The majority of the older material was not originally recognized as P. pratensis s. str. but rather as P. alpigena var./ssp. domestica (Laest.). This is due to what we suspect is a mistake in how the two species were distinguished from each other. The key character applied by Hylander (1953), following a tradition from the major Nordic grass specialists in the 1920s and 1930s and continued by, e.g., Elven et al. (2022), is in the number of veins on the glumes. The lower glume should have only one vein and the upper three veins in P. pratensis and P. angustifolia, both glumes should have three veins in P. alpigena and P. humilis. Applying this character alone, a fairly arbitrary division is reached. The Svalbard plants we now assign to P. pratensis are inseparable from the common fodder grass in European managed meadows.
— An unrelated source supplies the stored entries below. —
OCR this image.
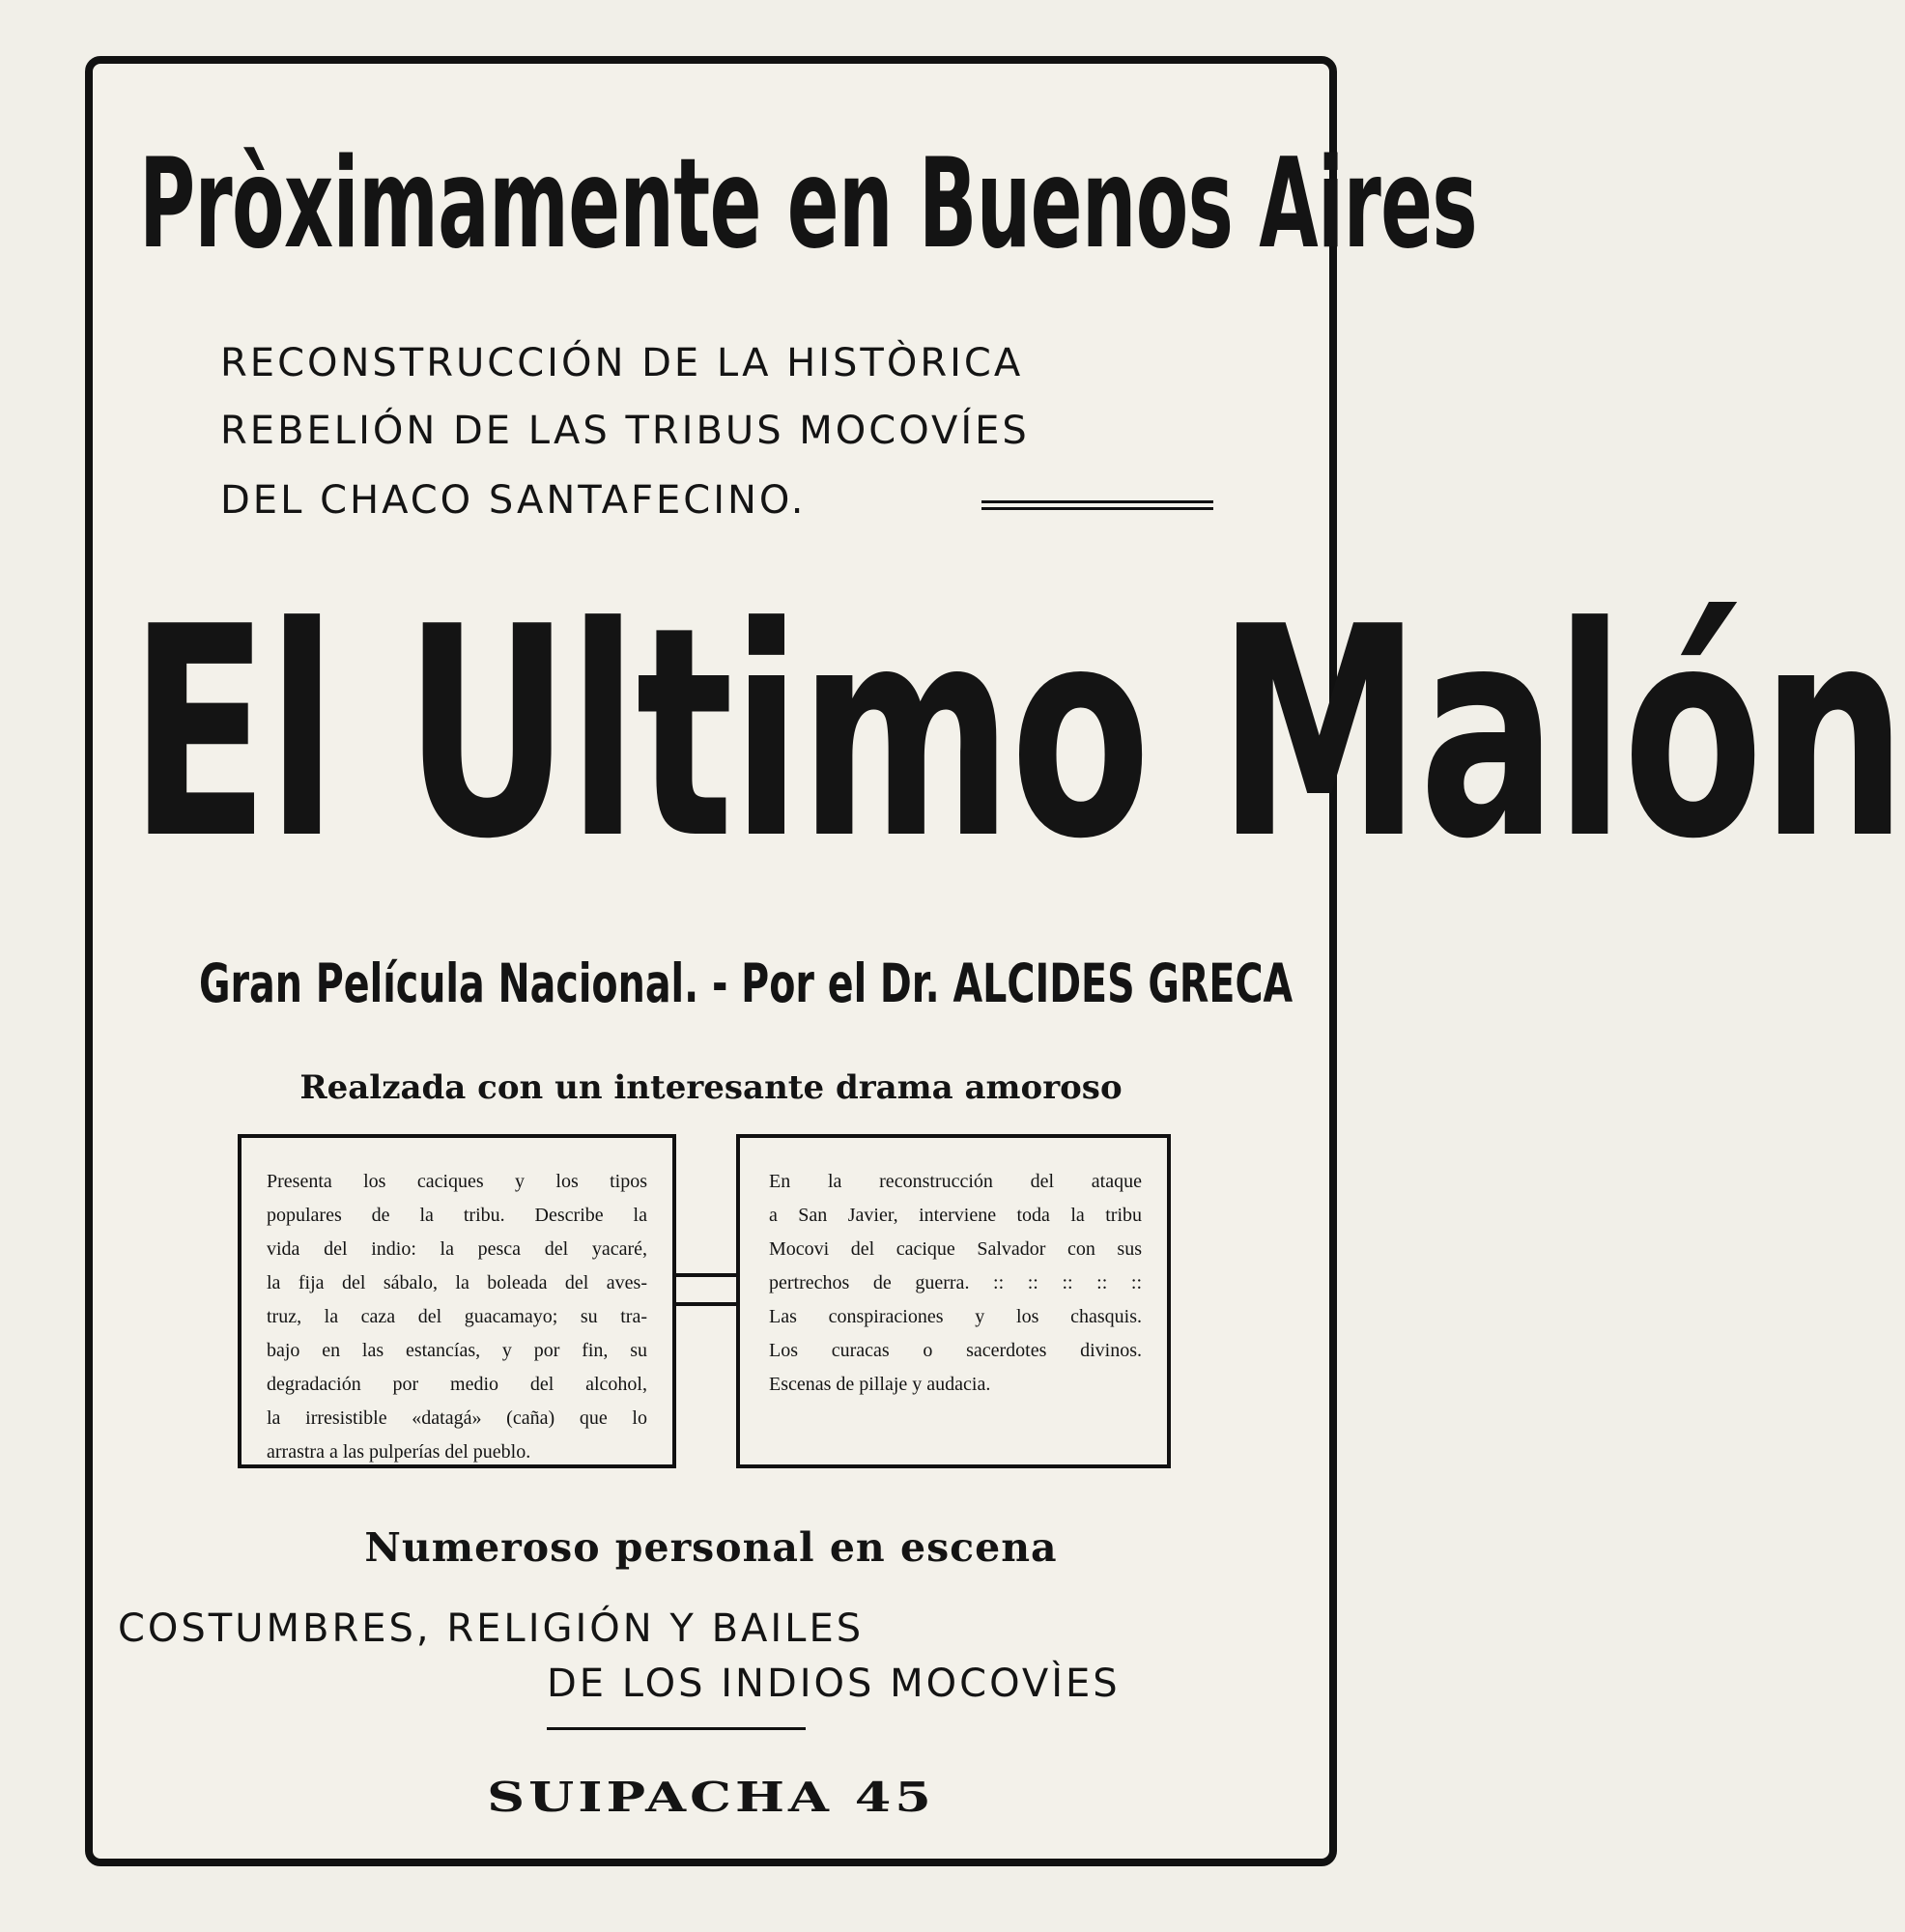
Pròximamente en Buenos Aires
RECONSTRUCCIÓN DE LA HISTÒRICA
REBELIÓN DE LAS TRIBUS MOCOVÍES
DEL CHACO SANTAFECINO.
El Ultimo Malón
Gran Película Nacional. - Por el Dr. ALCIDES GRECA
Realzada con un interesante drama amoroso
Presenta los caciques y los tipos
populares de la tribu. Describe la
vida del indio: la pesca del yacaré,
la fija del sábalo, la boleada del aves-
truz, la caza del guacamayo; su tra-
bajo en las estancías, y por fin, su
degradación por medio del alcohol,
la irresistible «datagá» (caña) que lo
arrastra a las pulperías del pueblo.
En la reconstrucción del ataque
a San Javier, interviene toda la tribu
Mocovi del cacique Salvador con sus
pertrechos de guerra. :: :: :: :: ::
Las conspiraciones y los chasquis.
Los curacas o sacerdotes divinos.
Escenas de pillaje y audacia.
Numeroso personal en escena
COSTUMBRES, RELIGIÓN Y BAILES
DE LOS INDIOS MOCOVÌES
SUIPACHA 45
Edmondson, J.R. 1980. Poa L. – In: Tutin, T.G. et al. (eds.), Flora Europaea. 5. Alismataceae to Orchidaceae (Monocotyledones): 159–167.
Elven, R., Bjorå, C.S., Fremstad, E., Hegre, H. & Solstad, H. 2022. Norsk flora. Ed. 8. Det Norske Samlaget, Oslo.
Hylander, N. 1953. Nordisk Kärlväxtflora, I. – Almqvist & Wiksell, Stockholm.
Lid, J. & Lid, D.T. 2005. Norsk Flora. Ed. 7 by R. Elven. – Det Norske Samlaget, Oslo.
Soreng, R.J. 2007. Poa L. – In: Flora of North America Editorial Committee (eds.), Flora of North America north of Mexico 24. Magnoliophyta: Commelinidae (in part): Poaceae, part 1: 486–601.